Midrash Tanchuma states:  “The ger who converts is more beloved than Israel when they stood before Mount Sinai. Why? Because had they (Israel) not seen the thunder and the lightning and the mountains quaking and the sound of horns, they would not have accepted the Torah. But this one, who saw none of these, came and surrendered to the Holy One and accepted the Sovereignty of Heaven. Can there be any more beloved than this?
We are fortunate that so many people choose to come to Judaism through our Movements.  It is a testament to our rabbis and congregations that we provide this service out of a genuine commitment to those who wish to become our brothers and sisters.
Yet our tradition demands that we do more.  We have an ongoing responsibility to those whom we help to convert: to ensure their real equality in out communities; to recognise that the journey of conversion does not end at the mikveh; to give thought to how we welcome them in our congregations and in the wider Jewish community.  

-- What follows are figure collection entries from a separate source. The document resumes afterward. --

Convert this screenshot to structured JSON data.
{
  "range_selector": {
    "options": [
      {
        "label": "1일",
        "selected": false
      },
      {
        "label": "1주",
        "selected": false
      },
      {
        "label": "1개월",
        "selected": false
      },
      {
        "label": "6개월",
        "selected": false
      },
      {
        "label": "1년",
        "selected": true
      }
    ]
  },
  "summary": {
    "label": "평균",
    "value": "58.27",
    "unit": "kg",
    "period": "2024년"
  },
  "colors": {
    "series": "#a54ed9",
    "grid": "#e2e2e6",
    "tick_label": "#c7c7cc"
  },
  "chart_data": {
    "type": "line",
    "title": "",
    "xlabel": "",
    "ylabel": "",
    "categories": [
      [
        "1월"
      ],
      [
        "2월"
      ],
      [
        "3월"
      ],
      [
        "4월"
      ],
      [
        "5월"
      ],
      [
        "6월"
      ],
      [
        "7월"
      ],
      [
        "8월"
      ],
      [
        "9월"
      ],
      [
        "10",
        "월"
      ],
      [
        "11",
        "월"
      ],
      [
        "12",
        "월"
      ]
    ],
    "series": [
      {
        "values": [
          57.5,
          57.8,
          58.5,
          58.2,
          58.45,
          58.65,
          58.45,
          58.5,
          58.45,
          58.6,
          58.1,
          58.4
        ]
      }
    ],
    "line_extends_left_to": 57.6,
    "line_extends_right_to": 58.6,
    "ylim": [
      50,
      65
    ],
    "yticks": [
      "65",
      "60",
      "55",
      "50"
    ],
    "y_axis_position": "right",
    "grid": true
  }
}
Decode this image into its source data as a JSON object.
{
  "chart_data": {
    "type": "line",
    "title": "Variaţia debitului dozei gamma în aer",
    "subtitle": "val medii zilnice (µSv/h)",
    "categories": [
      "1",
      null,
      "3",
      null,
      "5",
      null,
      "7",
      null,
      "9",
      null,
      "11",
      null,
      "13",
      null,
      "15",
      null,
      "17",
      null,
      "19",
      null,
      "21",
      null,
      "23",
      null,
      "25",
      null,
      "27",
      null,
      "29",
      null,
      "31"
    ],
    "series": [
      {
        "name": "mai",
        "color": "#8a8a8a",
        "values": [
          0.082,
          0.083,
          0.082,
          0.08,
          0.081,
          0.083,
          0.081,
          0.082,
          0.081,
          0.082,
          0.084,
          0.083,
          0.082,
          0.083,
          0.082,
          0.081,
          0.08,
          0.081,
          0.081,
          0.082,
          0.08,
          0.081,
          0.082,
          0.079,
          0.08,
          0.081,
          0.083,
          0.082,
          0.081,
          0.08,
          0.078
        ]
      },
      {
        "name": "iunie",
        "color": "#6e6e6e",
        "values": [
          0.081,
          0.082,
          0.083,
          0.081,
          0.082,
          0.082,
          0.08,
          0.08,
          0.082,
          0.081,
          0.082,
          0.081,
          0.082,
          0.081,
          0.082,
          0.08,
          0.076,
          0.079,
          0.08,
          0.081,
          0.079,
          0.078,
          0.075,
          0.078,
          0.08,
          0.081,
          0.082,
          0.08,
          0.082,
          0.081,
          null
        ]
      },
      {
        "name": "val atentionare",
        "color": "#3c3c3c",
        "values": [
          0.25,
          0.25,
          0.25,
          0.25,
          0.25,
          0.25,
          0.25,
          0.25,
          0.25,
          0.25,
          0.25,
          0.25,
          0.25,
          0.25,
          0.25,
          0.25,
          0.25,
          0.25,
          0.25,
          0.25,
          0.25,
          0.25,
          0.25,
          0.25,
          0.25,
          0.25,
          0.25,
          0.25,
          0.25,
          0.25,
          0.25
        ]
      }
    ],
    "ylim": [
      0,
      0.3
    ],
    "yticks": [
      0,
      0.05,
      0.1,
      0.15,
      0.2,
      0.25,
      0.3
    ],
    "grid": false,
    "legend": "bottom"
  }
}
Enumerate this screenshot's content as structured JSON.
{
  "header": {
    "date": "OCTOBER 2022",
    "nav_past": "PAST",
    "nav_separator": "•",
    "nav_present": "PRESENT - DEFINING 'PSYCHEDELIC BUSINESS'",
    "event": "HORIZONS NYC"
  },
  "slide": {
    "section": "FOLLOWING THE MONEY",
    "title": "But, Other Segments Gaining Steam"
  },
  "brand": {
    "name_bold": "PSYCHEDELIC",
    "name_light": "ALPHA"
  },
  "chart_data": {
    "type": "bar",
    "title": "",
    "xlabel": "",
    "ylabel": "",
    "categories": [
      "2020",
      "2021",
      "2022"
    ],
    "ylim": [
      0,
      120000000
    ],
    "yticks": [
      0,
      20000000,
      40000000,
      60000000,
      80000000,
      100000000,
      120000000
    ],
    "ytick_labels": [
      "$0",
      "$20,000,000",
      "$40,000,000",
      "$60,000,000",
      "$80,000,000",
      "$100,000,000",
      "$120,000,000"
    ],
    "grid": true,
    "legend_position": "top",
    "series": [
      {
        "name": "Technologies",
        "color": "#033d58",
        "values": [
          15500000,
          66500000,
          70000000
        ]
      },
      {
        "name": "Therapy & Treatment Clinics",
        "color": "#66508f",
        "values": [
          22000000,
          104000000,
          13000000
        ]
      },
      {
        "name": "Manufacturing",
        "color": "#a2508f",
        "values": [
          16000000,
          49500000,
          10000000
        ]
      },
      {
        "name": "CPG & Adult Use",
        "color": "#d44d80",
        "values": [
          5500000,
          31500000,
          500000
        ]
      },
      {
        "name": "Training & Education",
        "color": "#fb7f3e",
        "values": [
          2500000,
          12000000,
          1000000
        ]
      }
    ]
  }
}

It is this that their choice deserves.  And that our formative texts demand.

Rabbi Josh Levy
May 2010

Rabbi Josh Levy is a rabbi at Alyth (North Western Reform Synagogue, NW11).His rabbinic thesis examined the minor tractate of the Talmud, Masechet Gerim, which looks at the status and treatment of the convert.  Attitudes to conversion in rabbinic literature remain one of his main areas of study.  

The views expressed in this D’var Torah do not necessarily reflect the position of Leo Baeck College.